Spending ramped up significantly among State House candidates in the last two months, according to final campaign finance reports before the general election Nov. 6.
No candidate fighting for a position in the Frederick County delegation spent more than Sen. Michael Hough (R-District 4), who spent nearly $100,000 between Aug. 22 and Oct. 21.
Hough’s coffers remain healthy, with more than $25,000 on hand. But the first-term senator spent $24,000 on radio advertisements in an effort to win a second term, according to campaign finance reports. Hough has also infused cash into several other campaigns to help other Republicans earn seats throughout the state.
Hough contributed $46,000 to the Senate Republican Caucus Committee alone. He gave an additional $13,000 to the Frederick County Republican Victory Slate, which came under fire last week for circulating a flyer stating that nearly 60 calls to the county’s 911 call center went unanswered with Jan Gardner (D) as county executive.
Hough’s opponent, Democrat Jessica Douglass, collected $20,325 and spent about $19,000, according to her finance report filing.

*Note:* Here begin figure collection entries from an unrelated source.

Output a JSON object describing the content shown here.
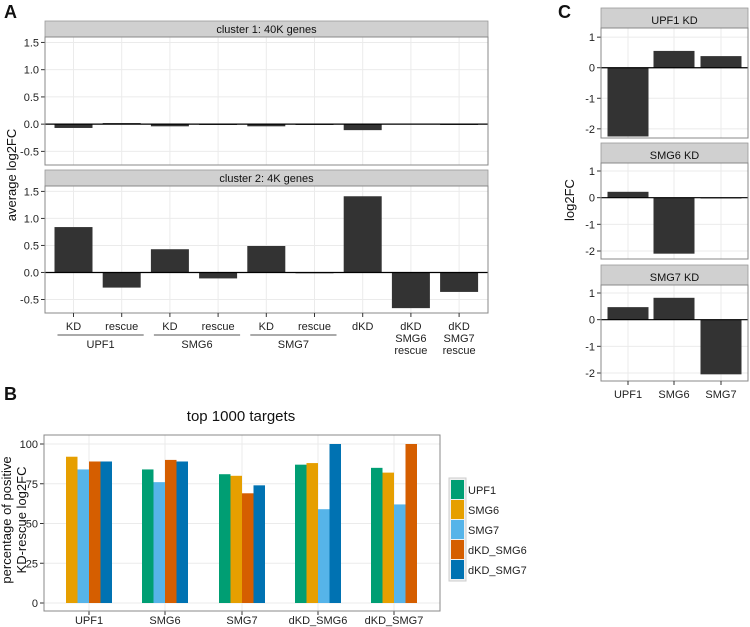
{
  "panels": {
    "a": "A",
    "b": "B",
    "c": "C"
  },
  "chart_data": [
    {
      "type": "bar",
      "id": "A",
      "ylabel": "average log2FC",
      "ylim": [
        -0.75,
        1.6
      ],
      "yticks": [
        -0.5,
        0.0,
        0.5,
        1.0,
        1.5
      ],
      "ytick_labels": [
        "-0.5",
        "0.0",
        "0.5",
        "1.0",
        "1.5"
      ],
      "categories": [
        "KD",
        "rescue",
        "KD",
        "rescue",
        "KD",
        "rescue",
        "dKD",
        "dKD SMG6 rescue",
        "dKD SMG7 rescue"
      ],
      "category_lines": [
        [
          "KD"
        ],
        [
          "rescue"
        ],
        [
          "KD"
        ],
        [
          "rescue"
        ],
        [
          "KD"
        ],
        [
          "rescue"
        ],
        [
          "dKD"
        ],
        [
          "dKD",
          "SMG6",
          "rescue"
        ],
        [
          "dKD",
          "SMG7",
          "rescue"
        ]
      ],
      "groups": [
        {
          "label": "UPF1",
          "from": 0,
          "to": 1
        },
        {
          "label": "SMG6",
          "from": 2,
          "to": 3
        },
        {
          "label": "SMG7",
          "from": 4,
          "to": 5
        }
      ],
      "facets": [
        {
          "title": "cluster 1: 40K genes",
          "values": [
            -0.07,
            0.02,
            -0.04,
            0.0,
            -0.04,
            0.0,
            -0.11,
            0.01,
            0.0
          ]
        },
        {
          "title": "cluster 2: 4K genes",
          "values": [
            0.84,
            -0.28,
            0.43,
            -0.11,
            0.49,
            0.0,
            1.41,
            -0.66,
            -0.36
          ]
        }
      ]
    },
    {
      "type": "bar",
      "id": "B",
      "title": "top 1000 targets",
      "ylabel": [
        "percentage of positive",
        "KD-rescue log2FC"
      ],
      "ylim": [
        0,
        100
      ],
      "yticks": [
        0,
        25,
        50,
        75,
        100
      ],
      "ytick_labels": [
        "0",
        "25",
        "50",
        "75",
        "100"
      ],
      "categories": [
        "UPF1",
        "SMG6",
        "SMG7",
        "dKD_SMG6",
        "dKD_SMG7"
      ],
      "legend_position": "right",
      "series": [
        {
          "name": "UPF1",
          "color": "#009E73",
          "values": [
            null,
            84,
            81,
            87,
            85
          ]
        },
        {
          "name": "SMG6",
          "color": "#E69F00",
          "values": [
            92,
            null,
            80,
            88,
            82
          ]
        },
        {
          "name": "SMG7",
          "color": "#56B4E9",
          "values": [
            84,
            76,
            null,
            59,
            62
          ]
        },
        {
          "name": "dKD_SMG6",
          "color": "#D55E00",
          "values": [
            89,
            90,
            69,
            null,
            100
          ]
        },
        {
          "name": "dKD_SMG7",
          "color": "#0072B2",
          "values": [
            89,
            89,
            74,
            100,
            null
          ]
        }
      ]
    },
    {
      "type": "bar",
      "id": "C",
      "ylabel": "log2FC",
      "ylim": [
        -2.3,
        1.3
      ],
      "yticks": [
        -2,
        -1,
        0,
        1
      ],
      "ytick_labels": [
        "-2",
        "-1",
        "0",
        "1"
      ],
      "categories": [
        "UPF1",
        "SMG6",
        "SMG7"
      ],
      "facets": [
        {
          "title": "UPF1  KD",
          "values": [
            -2.25,
            0.55,
            0.38
          ]
        },
        {
          "title": "SMG6  KD",
          "values": [
            0.22,
            -2.1,
            -0.02
          ]
        },
        {
          "title": "SMG7  KD",
          "values": [
            0.47,
            0.82,
            -2.05
          ]
        }
      ]
    }
  ]
}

Hough brought in more than $28,000 in individual contributions, including two contributions of $2,000 from John Fitzgerald of Fitzgerald Auto Mall, and Dustin Freas of Flagship Rehabilitation in Cumberland. Fox Rothschild LLP, a law firm in Philadelphia, and The Presidential Coalition LLC, a PAC that is registered as an arm of Citizens United, also contributed $2,000 each to Hough’s campaign.

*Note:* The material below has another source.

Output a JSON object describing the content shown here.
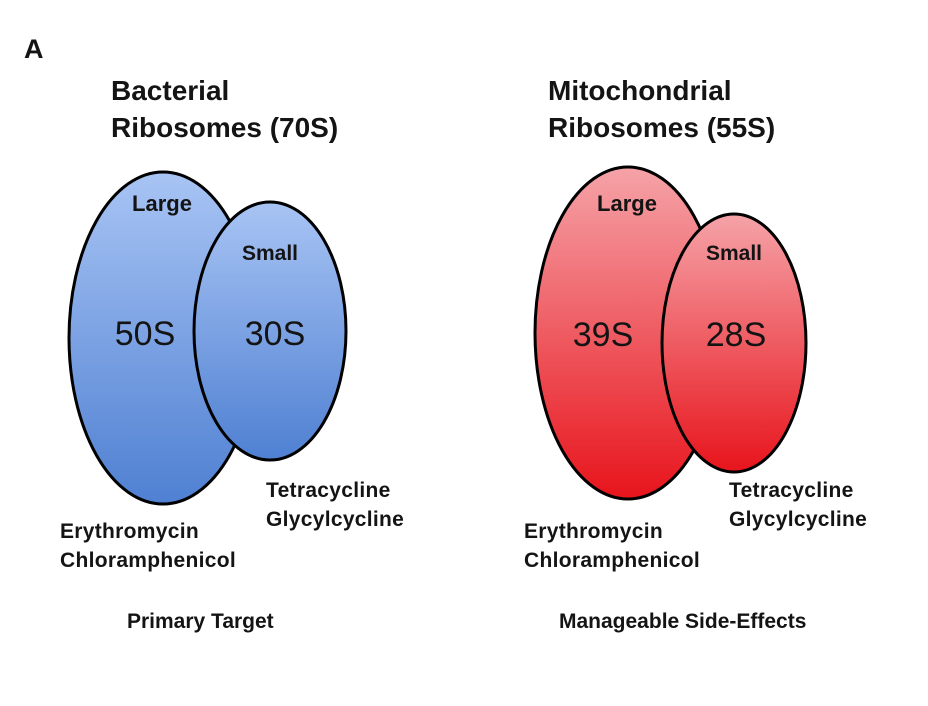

The Presidential Coalition LLC also made a significant contribution to Craig Giangrande, who is running against Sen. Ron Young (D-District 3) for his seat. The District 3 Senate race is viewed around the state as one of the most hotly contested, and the candidates have the spending to prove it. The two have spent more than $96,000 combined in the last two months, much of which has funded attack ads against each other.

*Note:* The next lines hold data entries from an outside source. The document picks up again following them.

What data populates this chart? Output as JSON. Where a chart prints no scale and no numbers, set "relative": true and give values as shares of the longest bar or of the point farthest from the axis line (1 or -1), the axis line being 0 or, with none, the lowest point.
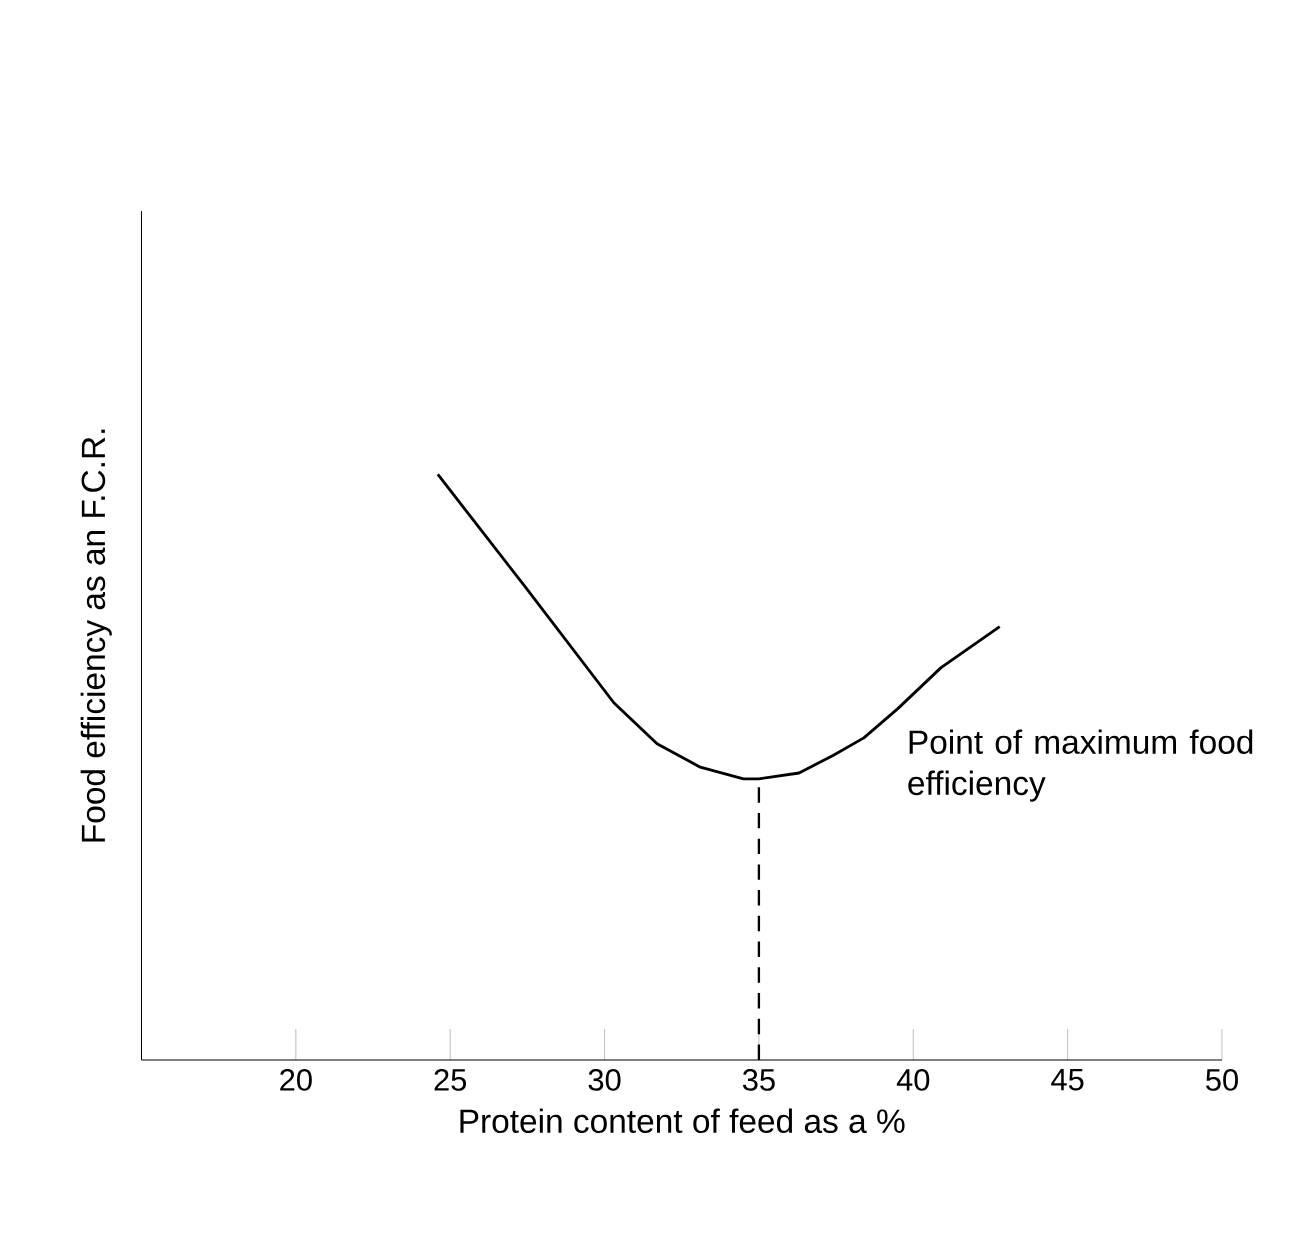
{
  "chart_data": {
    "type": "line",
    "xlabel": "Protein content of feed as a %",
    "ylabel": "Food efficiency as an F.C.R.",
    "relative": true,
    "x": [
      24.6,
      27.4,
      30.3,
      31.7,
      33.1,
      34.5,
      35.0,
      36.3,
      37.4,
      38.4,
      39.5,
      40.9,
      42.8
    ],
    "series": [
      {
        "color": "#000000",
        "values": [
          1,
          0.81,
          0.61,
          0.54,
          0.5,
          0.48,
          0.48,
          0.49,
          0.52,
          0.55,
          0.6,
          0.67,
          0.74
        ]
      }
    ],
    "xlim": [
      15,
      50
    ],
    "xticks": [
      20,
      25,
      30,
      35,
      40,
      45,
      50
    ],
    "ref_lines": [
      {
        "axis": "x",
        "value": 35,
        "line_style": "dashed"
      }
    ],
    "annotations": [
      "Point of maximum food efficiency"
    ],
    "grid": false,
    "marker": "none",
    "line_style": "solid"
  }
}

Giangrande, who has loaned himself more than $85,000 for his campaign, pumped $28,000 into funding TV ads attacking Young’s record in the Senate. Young responded in kind by spending approximately $27,000 to send out mailers to voters. Young also contributed about $9,000 to other Democratic candidates.
Republicans have also outspent Democrats in each of the races for House of Delegates, as they try to maintain control of the state delegation. Delegate William Folden (R-District 3B) spent big in his re-election bid. He spent more than $35,000 in this reporting period, about $27,000 of which went to printing brochures and campaign materials, according to his campaign finance report.
While Folden’s opponent, Democrat Ken Kerr, raised more during the same time frame, Kerr only spent about $1,600, according to his finance report. Kerr, who is currently on the Frederick County Board of Education, has $25,558.70 on hand, according to his campaign finance report.
Mike Bowersox, a candidate for House of Delegates District 3A, outspent both of his opponents, incumbents Carol Krimm and Karen Lewis Young, combined. Bowersox used $29,000 for a last-minute mailing rush in an effort to unseat one of the two Democrats.
Early voting continues through Thursday, and Election Day is Nov. 6.